Falls die Geschichte bis hierhin tatsächlich stimmt, hätte dies ja bereits als Pointe ausgereicht. Doch Kisch dreht das Rad seiner Geschichte weiter:»In der Nacht schwoll das Gemälde – es war mit Stiefelwichse eingestochen – dergestalt an, dass ich mich zur Marodenvisite melden musste.« [143] Und was der Leser bereits ahnt, das geschah dann angeblich auch: Der Arzt erkannte sofort, wen die Tätowierung darstellen sollte, und erstattete Anzeige gegen Kisch. Seinen Beteuerungen, er hätte nicht geahnt, was oder wen die Tätowierung zeigt, schenkte natürlich niemand Glauben.

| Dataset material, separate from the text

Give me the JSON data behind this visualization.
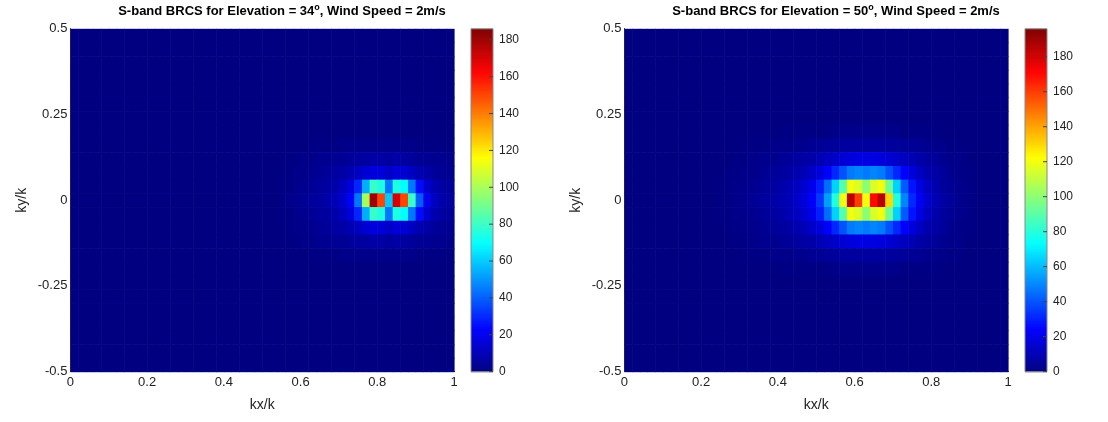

Mit einigem gutem Willen könnte man diese Wendung der Geschichte als Schlusspointe akzeptieren. Doch Kisch konnte der Versuchung nicht widerstehen, noch eine stärkere Pointe draufzusetzen: Der porträtierte Oberst sei vom Anblick der Tätowierung so geschockt gewesen, dass er einen Schlaganfall erlitt und verstarb! Sollte Kisch, wie er es mitunter gerne tat, auch diese Geschichte zunächst im Kaffeehaus »ausprobiert« haben, dürfte er gemerkt haben, dass seine Zuhörer irgendwann auf die Glaubwürdigkeit pfiffen, zu groß war ihr Spaß dabei.